While she could safely put off treatment for another month or two, if necessary, the down side to doing so is that clinical trials open and close without much advance warning. Two or three months from now, the same trial that is open today may no longer be accepting new patients. There is nothing really to be gained by waiting. And she might as well get this behind her, since she is only putting off the inevitable by procrastinating. Personally, I would like for her to have the infusion part over with before the Christmas season rather than be going through treatments during the holidays. That was such a bummer last year for John and me.
So, as of right now, Marian will be having a bone marrow biopsy and ct scans the last week of September (next week). And she is scheduled to begin therapy the first week of October. Since she will have to go to Sarah Cannon weekly, the plan is for her to spend those eight weeks here with us so I can do my care giving magic. Not really. I don't know any magic. But I do have the gift of nurturing, I adore my mommy-in-law, and I have been down this road with John already. As they say, I know the drill.
Lillian will be here for her consultation at Vanderbilt on September 30. What she has ahead of her will be harder than what Marian is currently facing. But she will have her husband, Bennie, by her side. And she will have me as additional support.
I just need to stay healthy in the upcoming months!
*By the way, I almost forgot ... There is going to be an article in the Tennessean tomorrow (Wednesday) focusing on Sarah Cannon, Dr. Flinn, and CLL. I don't know what all will be contained in the article or what the specific focus will be. But John was interviewed by phone this morning and he may be quoted. I will post a link to the online version.
The biggest change today was in her platelets. But as the anemia increases, she will start to feel more fatigue. So we discussed all of her treatment options. Dr. Flinn knows we prefer something milder than chemotherapy because of her age (78). And he agrees. After seeing what John went through with FCR, I had strong reservations about Marian doing such strong treatment. It could severely impact her quality of life by compromising her immune system permanently.
At this time there are several clinical trials open with milder therapies. He gave us a run down of all of them. And the one he recommended as his first choice is CAL-101 in combination with Rituxan. CAL-101 is administered orally. Rituxan is administered by weekly infusions over eight consecutive weeks.

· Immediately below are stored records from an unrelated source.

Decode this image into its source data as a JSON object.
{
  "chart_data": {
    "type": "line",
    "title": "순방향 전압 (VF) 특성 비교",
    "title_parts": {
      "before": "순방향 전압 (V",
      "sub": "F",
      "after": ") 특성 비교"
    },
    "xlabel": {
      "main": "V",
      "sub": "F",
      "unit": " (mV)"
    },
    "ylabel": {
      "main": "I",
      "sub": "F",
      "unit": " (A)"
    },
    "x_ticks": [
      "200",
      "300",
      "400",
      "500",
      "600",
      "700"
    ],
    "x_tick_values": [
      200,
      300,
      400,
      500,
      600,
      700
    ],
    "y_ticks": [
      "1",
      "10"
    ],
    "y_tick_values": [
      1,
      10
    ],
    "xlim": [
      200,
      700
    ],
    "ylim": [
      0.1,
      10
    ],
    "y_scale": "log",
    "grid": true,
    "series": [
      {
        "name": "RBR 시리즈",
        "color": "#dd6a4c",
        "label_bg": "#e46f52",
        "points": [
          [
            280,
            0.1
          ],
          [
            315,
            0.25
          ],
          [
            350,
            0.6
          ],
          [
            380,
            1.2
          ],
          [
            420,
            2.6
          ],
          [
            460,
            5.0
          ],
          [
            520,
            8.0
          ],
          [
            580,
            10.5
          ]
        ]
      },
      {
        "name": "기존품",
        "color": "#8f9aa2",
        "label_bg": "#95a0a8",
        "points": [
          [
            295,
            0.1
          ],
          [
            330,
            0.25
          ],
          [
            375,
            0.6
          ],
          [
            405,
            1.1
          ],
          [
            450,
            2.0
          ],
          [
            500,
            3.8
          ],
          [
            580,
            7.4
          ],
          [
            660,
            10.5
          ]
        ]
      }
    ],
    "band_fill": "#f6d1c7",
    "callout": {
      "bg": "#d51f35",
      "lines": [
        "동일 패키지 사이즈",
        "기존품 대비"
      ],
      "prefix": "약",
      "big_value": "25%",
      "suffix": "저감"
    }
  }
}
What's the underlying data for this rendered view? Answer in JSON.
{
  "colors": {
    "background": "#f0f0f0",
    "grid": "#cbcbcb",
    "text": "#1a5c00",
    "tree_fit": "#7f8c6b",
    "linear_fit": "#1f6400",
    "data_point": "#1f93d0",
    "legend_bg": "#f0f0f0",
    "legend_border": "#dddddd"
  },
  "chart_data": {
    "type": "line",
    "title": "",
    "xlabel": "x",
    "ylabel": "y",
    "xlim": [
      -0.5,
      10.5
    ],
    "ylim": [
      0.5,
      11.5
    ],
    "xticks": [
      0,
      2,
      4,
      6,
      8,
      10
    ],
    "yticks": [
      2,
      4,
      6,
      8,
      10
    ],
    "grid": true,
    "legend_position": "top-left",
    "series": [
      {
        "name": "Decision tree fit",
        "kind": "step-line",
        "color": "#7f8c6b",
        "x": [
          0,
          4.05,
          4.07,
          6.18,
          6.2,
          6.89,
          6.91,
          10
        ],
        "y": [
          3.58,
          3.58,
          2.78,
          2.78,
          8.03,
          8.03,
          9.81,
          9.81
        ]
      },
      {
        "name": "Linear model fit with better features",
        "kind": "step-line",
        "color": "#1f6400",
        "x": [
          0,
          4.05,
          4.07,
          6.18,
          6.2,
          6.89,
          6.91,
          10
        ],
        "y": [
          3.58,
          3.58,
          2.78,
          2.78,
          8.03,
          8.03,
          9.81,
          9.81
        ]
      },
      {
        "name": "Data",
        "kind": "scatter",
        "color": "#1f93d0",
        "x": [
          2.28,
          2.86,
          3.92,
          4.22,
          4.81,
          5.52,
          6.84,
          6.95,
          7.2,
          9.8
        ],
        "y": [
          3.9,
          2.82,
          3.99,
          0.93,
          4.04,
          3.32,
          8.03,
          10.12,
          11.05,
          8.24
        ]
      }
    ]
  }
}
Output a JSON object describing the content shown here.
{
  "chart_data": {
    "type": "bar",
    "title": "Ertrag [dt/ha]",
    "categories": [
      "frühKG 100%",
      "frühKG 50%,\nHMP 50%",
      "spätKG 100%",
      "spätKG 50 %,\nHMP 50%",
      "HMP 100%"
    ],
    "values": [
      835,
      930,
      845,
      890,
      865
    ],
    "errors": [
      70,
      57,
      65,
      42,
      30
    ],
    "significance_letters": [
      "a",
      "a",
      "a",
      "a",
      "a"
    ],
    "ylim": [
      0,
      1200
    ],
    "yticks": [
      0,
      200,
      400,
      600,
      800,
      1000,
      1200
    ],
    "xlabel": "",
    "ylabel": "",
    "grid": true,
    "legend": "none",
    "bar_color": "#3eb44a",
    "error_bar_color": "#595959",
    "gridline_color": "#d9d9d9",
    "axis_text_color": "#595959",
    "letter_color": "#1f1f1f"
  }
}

While she could safely put off treatment for another month or two, if necessary, the down side to doing so is that clinical trials open and close without much advance warning. Two or three months from now, the same trial that is open today may no longer be accepting new patients. There is nothing really to be gained by waiting. And she might as well get this behind her, since she is only putting off the inevitable by procrastinating. Personally, I would like for her to have the infusion part over with before the Christmas season rather than be going through treatments during the holidays. That was such a bummer last year for John and me.

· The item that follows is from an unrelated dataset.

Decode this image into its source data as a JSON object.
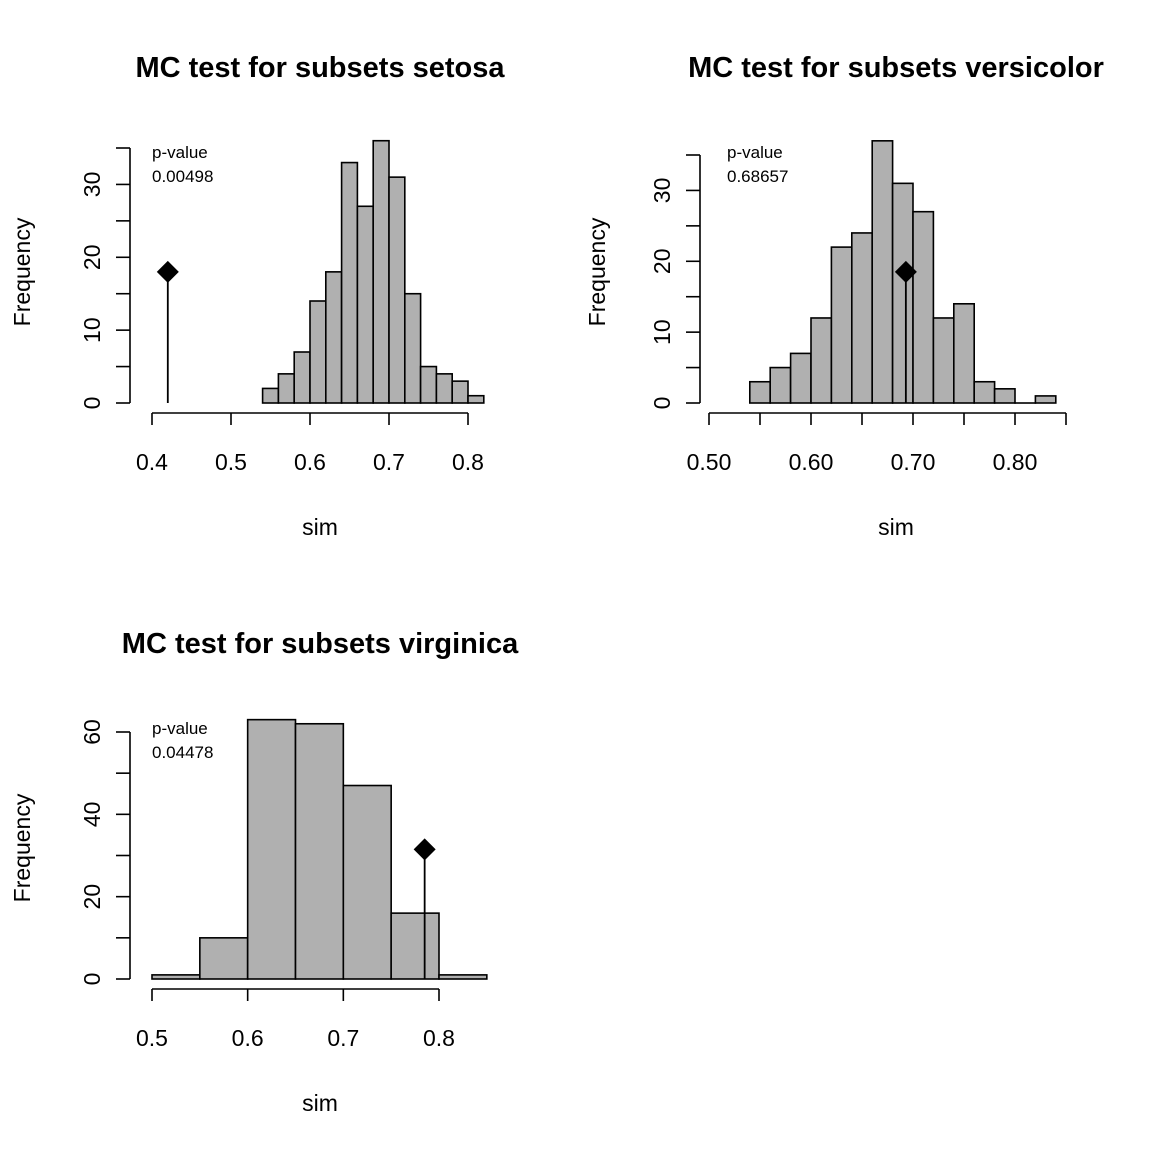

So, as of right now, Marian will be having a bone marrow biopsy and ct scans the last week of September (next week). And she is scheduled to begin therapy the first week of October. Since she will have to go to Sarah Cannon weekly, the plan is for her to spend those eight weeks here with us so I can do my care giving magic. Not really. I don't know any magic. But I do have the gift of nurturing, I adore my mommy-in-law, and I have been down this road with John already. As they say, I know the drill.
Lillian will be here for her consultation at Vanderbilt on September 30. What she has ahead of her will be harder than what Marian is currently facing. But she will have her husband, Bennie, by her side. And she will have me as additional support.
I just need to stay healthy in the upcoming months!
*By the way, I almost forgot ... There is going to be an article in the Tennessean tomorrow (Wednesday) focusing on Sarah Cannon, Dr. Flinn, and CLL. I don't know what all will be contained in the article or what the specific focus will be. But John was interviewed by phone this morning and he may be quoted. I will post a link to the online version.
Comments
Look forward to the article on Dr. Flinn and CLL.John was a good one to interview for this for sure!
Love Ya,
Deb
www.cllcfriends.com
The article focused on the importance of clinical trials and there was quite a bit about CAL-101. I thought it was an excellent article.